The growing number of shutouts, say admissions experts, is caused in part by ! ambitious parents who push their youngsters to carve too high on the academic hog. A name-brand college, says Steinbrecher, "has become a status symbol, like a Gucci shirt." Moreover, the crush of applicants from affluent white suburbs has created a generation of qualified look-alikes, all of whom simply cannot get in, especially when schools are seeking diverse student bodies. A third factor is what admissions people call the scalp takers: top students who sit on a fistful of acceptances, hogging places that might have been offered to someone else. And in a kind of ripple effect from the leading schools, both the admissions criteria and the intensity of the marketing hype have gone up at second- and third-tier schools, so that they are indeed no longer safe second choices.

In this shifting climate, students have tried to ensure themselves of admission by firing off more and more applications. One Massachusetts boy sent 17 -- an expensive proposition at an average of $30 per application. Such tactics can backfire when students spread themselves too thin. Duke's Steele recalls a hastily written application from a girl who had a "wonderful record, wonderful boards, but her essay was just six sentences long." In addition, many colleges, overwhelmed by the flood of applications and fearing that there will be an unmanageable jump in enrollment, are actually accepting fewer students than in the past. Cornell, for example, had 693 applications more than last year, but accepted 240 fewer students.
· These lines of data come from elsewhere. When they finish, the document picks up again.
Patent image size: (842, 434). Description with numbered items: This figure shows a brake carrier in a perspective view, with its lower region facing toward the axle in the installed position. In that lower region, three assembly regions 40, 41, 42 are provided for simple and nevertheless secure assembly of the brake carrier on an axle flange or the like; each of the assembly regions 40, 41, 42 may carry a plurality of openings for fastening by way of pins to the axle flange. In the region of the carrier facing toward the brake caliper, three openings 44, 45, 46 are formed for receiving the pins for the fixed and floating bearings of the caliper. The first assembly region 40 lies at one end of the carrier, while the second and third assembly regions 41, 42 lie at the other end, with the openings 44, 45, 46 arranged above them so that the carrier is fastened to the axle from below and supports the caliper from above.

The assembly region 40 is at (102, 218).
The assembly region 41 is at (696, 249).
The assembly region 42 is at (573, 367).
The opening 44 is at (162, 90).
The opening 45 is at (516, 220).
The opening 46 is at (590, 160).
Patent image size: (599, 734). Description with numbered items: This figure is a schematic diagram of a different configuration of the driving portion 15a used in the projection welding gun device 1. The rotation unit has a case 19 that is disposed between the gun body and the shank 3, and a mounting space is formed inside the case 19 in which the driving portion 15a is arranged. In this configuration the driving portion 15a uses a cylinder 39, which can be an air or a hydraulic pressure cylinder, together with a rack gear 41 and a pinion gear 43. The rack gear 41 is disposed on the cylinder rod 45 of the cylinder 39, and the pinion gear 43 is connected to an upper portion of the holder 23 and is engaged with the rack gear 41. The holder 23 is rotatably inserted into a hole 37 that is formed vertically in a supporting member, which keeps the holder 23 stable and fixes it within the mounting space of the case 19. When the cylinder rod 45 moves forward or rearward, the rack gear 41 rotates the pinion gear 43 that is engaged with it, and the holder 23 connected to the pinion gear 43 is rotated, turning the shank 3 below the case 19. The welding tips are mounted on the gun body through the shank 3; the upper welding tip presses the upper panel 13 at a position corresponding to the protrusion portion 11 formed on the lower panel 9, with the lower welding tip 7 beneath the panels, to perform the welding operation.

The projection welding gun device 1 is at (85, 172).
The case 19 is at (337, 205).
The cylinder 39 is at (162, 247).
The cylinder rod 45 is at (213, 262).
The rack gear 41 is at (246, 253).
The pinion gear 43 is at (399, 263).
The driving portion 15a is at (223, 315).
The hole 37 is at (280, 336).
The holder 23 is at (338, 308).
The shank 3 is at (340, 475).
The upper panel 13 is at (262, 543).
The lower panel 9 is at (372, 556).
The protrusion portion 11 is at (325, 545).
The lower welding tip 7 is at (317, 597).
Colorado College has rejected over 600 more applicants than last year.

The students who have navigated these reefs and gained acceptance to elite schools find themselves in a very pleasant harbor. Or three, or four. "My interviewer at Princeton is so nice to me now," says Donna Katz, of Kensington, Md., who was accepted at five top schools. "He really wasn't when he first interviewed me."

College administrators are not entirely sure that all the courting and hustle are worth the considerable time and expense (Bowdoin's weekend wooing of 34 minority students cost $19,800). Still, none are willing to cut back unless their competitors do. And even when the sales pitch is persuasive, educators wonder if the customer has been well served. "I get concerned that all the marketing is taking the place of good counseling and exploiting people who haven't reached a real maturity level," says Frank Burtnett, executive director of the National Association of College Admission Counselors in Alexandria, Va. A college education is, after all, not cornflakes.